Chen Yan, Xiao Wenhai, Wang Ying, Liu Hong, Li Xia, Yuan Yingjin
Key Laboratory of Systems Bioengineering (Ministry of Education), Tianjin University, Tianjin, 300072, People's Republic of China.
SynBio Research Platform, Collaborative Innovation Center of Chemical Science and Engineering (Tianjin), School of Chemical Engineering and Technology, Tianjin University, Tianjin, 300072, People's Republic of China.
Microb Cell Fact. 2016 Jun 21;15(1):113. doi: 10.1186/s12934-016-0509-4.
Microbial production of lycopene, a commercially and medically important compound, has received increasing concern in recent years. Saccharomyces cerevisiae is regarded as a safer host for lycopene production than Escherichia coli. However, to date, the lycopene yield (mg/g DCW) in S. cerevisiae was lower than that in E. coli and did not facilitate downstream extraction process, which might be attributed to the incompatibility between host cell and heterologous pathway. Therefore, to achieve lycopene overproduction in S. cerevisiae, both host cell and heterologous pathway should be delicately engineered.
In this study, lycopene biosynthesis pathway was constructed by integration of CrtE, CrtB and CrtI in S. cerevisiae CEN.PK2. When YPL062W, a distant genetic locus, was deleted, little acetate was accumulated and approximately 100 % increase in cytosolic acetyl-CoA pool was achieved relative to that in parental strain. Through screening CrtE, CrtB and CrtI from diverse species, an optimal carotenogenic enzyme combination was obtained, and CrtI from Blakeslea trispora (BtCrtI) was found to have excellent performance on lycopene production as well as lycopene proportion in carotenoid. Then, the expression level of BtCrtI was fine-tuned and the effect of cell mating types was also evaluated. Finally, potential distant genetic targets (YJL064W, ROX1, and DOS2) were deleted and a stress-responsive transcription factor INO2 was also up-regulated. Through the above modifications between host cell and carotenogenic pathway, lycopene yield was increased by approximately 22-fold (from 2.43 to 54.63 mg/g DCW). Eventually, in fed-batch fermentation, lycopene production reached 55.56 mg/g DCW, which is the highest reported yield in yeasts.

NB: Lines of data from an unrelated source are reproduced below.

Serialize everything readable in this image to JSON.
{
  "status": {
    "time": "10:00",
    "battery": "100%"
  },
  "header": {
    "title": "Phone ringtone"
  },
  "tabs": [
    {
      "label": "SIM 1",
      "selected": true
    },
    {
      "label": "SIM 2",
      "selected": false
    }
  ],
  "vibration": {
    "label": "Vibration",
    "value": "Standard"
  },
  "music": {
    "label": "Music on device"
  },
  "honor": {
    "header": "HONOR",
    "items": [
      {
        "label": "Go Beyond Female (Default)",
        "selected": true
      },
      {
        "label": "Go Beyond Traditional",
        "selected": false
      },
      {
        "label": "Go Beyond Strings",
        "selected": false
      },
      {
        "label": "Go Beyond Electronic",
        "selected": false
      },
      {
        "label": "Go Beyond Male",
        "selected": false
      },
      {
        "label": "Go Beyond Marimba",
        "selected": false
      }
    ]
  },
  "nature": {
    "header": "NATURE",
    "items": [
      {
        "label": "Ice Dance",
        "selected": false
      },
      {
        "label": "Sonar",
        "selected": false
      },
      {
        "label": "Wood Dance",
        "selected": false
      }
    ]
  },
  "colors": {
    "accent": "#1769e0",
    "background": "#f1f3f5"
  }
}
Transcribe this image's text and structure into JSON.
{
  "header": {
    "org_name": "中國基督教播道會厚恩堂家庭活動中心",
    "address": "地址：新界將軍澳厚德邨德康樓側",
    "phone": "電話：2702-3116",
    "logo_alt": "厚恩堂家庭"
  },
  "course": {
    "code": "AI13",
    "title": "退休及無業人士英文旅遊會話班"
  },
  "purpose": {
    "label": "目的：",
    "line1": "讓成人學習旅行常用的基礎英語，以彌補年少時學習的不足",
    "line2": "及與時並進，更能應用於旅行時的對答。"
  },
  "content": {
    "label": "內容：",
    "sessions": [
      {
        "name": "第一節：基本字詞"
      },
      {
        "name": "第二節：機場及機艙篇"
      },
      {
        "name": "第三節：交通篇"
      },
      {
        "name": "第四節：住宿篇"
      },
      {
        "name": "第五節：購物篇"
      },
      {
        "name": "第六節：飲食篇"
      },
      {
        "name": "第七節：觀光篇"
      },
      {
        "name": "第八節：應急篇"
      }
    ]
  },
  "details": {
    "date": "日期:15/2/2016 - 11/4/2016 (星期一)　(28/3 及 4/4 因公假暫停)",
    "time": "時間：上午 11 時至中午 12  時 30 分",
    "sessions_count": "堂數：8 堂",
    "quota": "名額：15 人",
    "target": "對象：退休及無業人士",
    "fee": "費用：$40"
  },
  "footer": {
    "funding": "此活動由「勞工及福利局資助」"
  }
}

Saccharomyces cerevisiae was engineered to produce lycopene in this study. Through combining host engineering (distant genetic loci and cell mating types) with pathway engineering (enzyme screening and gene fine-tuning), lycopene yield was stepwise improved by 22-fold as compared to the starting strain. The highest lycopene yield (55.56 mg/g DCW) in yeasts was achieved in 5-L bioreactors. This study provides a good reference of combinatorial engineering of host cell and heterologous pathway for microbial overproduction of pharmaceutical and chemical products.
近年来,番茄红素的微生物生产受到了越来越多的关注,番茄红素是一种具有商业和医学重要性的化合物。与大肠杆菌相比,酿酒酵母被认为是生产番茄红素更安全的宿主。然而,迄今为止,酿酒酵母中的番茄红素产量(mg/g干细胞重)低于大肠杆菌,且不利于下游提取过程,这可能归因于宿主细胞与异源途径之间的不相容性。因此,为了在酿酒酵母中实现番茄红素的过量生产,宿主细胞和异源途径都需要进行精细改造。
在本研究中,通过将CrtE、CrtB和CrtI整合到酿酒酵母CEN.PK2中构建了番茄红素生物合成途径。当删除一个远缘基因座YPL062W时,几乎没有乙酸积累,相对于亲本菌株,胞质乙酰辅酶A池增加了约100%。通过从不同物种中筛选CrtE、CrtB和CrtI,获得了一种最佳的类胡萝卜素生成酶组合,发现来自三孢布拉氏霉菌(BtCrtI)的CrtI在番茄红素生产以及类胡萝卜素中番茄红素比例方面具有优异性能。然后,对BtCrtI的表达水平进行了微调,并评估了细胞交配类型的影响。最后,删除了潜在的远缘基因靶点(YJL064W、ROX1和DOS2),并上调了一个应激反应转录因子INO2。通过上述宿主细胞与类胡萝卜素生成途径之间的改造,番茄红素产量提高了约22倍(从2.43提高到54.63mg/g干细胞重)。最终,在补料分批发酵中,番茄红素产量达到55.56mg/g干细胞重,这是酵母中报道的最高产量。
本研究对酿酒酵母进行了工程改造以生产番茄红素。通过将宿主工程(远缘基因座和细胞交配类型)与途径工程(酶筛选和基因微调)相结合,与起始菌株相比,番茄红素产量逐步提高了22倍。在5升生物反应器中实现了酵母中最高的番茄红素产量(55.56mg/g干细胞重)。本研究为微生物过量生产药物和化学产品的宿主细胞和异源途径组合工程提供了良好参考。